Sheila Harrity, the Principal at Worcester Technical High School who was recognized as 2014’s National High School Principal of the Year by the National Association of Secondary School Principals and MetLife, will give the keynote speech at this year’s Massachusetts STEM Summit, themed “Gateway to the Future.” She is the first Massachusetts principal to receive the award in the program's 20-year history and was visited this spring by President Obama, who delivered the commencement address to Worcester Tech’s Class of 2014.

The innovative high school was selected based on the fact that it “has made outstanding headway in boosting its graduation rate, implementing cutting edge vocational programs, and ensuring that all of its students have the opportunity to succeed,” according to a White House official statement.

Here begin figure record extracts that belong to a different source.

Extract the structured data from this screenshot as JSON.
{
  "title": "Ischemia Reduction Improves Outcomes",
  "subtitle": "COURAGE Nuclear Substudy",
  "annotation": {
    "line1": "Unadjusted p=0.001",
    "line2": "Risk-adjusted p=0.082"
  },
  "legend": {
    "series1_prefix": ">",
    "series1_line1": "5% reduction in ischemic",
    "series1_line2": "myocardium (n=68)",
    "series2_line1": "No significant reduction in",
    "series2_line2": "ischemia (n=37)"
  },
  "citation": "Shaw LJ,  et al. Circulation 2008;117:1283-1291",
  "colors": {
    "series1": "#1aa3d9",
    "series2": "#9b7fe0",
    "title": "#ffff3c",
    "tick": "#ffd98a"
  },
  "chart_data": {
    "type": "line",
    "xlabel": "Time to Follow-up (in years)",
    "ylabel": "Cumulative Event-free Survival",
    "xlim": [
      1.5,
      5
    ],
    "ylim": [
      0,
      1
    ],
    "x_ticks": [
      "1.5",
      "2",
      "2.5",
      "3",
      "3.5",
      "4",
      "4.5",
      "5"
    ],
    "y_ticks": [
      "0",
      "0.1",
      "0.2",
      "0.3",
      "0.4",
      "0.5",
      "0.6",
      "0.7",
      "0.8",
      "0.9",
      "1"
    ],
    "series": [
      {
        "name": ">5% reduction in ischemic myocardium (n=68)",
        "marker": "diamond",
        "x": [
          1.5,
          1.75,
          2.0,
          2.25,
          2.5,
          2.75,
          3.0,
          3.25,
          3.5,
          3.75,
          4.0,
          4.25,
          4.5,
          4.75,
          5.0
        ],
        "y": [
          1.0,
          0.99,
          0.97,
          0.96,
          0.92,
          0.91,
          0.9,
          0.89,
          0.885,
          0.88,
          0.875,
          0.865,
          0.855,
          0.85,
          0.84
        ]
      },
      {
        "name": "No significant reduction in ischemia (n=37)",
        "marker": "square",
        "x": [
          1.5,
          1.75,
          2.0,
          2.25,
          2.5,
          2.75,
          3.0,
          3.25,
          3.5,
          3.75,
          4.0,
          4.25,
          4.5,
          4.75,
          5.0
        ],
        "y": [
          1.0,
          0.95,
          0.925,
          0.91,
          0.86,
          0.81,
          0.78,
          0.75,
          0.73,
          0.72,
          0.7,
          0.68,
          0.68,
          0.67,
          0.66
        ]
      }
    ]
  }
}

Harrity, who grew up in Worcester and attended Worcester public schools, took the helm at Worcester Tech in 2006, when it reopened following a $90 million renovation which brought a full-service bank, day spa, bakery, veterinary clinic, restaurant, auto garage and graphics shop to campus, all staffed by the school’s students. The facilities allow Harrity to incorporate the school’s mission of creating a “workforce pipeline,” and she has put them to optimal use by developing the school’s Early Career and College STEM Innovation Plan. By emphasizing the school’s technical focus and gathering more than 350 industry advisors, Harrity’s plan brings together project-based learning, real-world application, and authentic assessment.

“We strive to provide students with a rigorous STEM based education and training to create a college and career pipeline to support STEM industries and college majors,” says Harrity.  “The biggest challenge at WTHS has been staying current with 21st Century business and industry expectations and needs.”

Eighty-three percent of the school’s graduates go to college, and the dropout rate is only 1.5 percent, compared to the state’s average of 2.2 percent.

Reflecting on her amazing year of accolades, she says “I have always felt that working at WTHS has been an educator’s dream. We are living proof that collaboration and commitment among students, parents, faculty, business, and higher education partners can transform a low-performing high school into a national model,” adding, “Through our journey, I know there is hope for other struggling schools across the country. They too can turn things around.”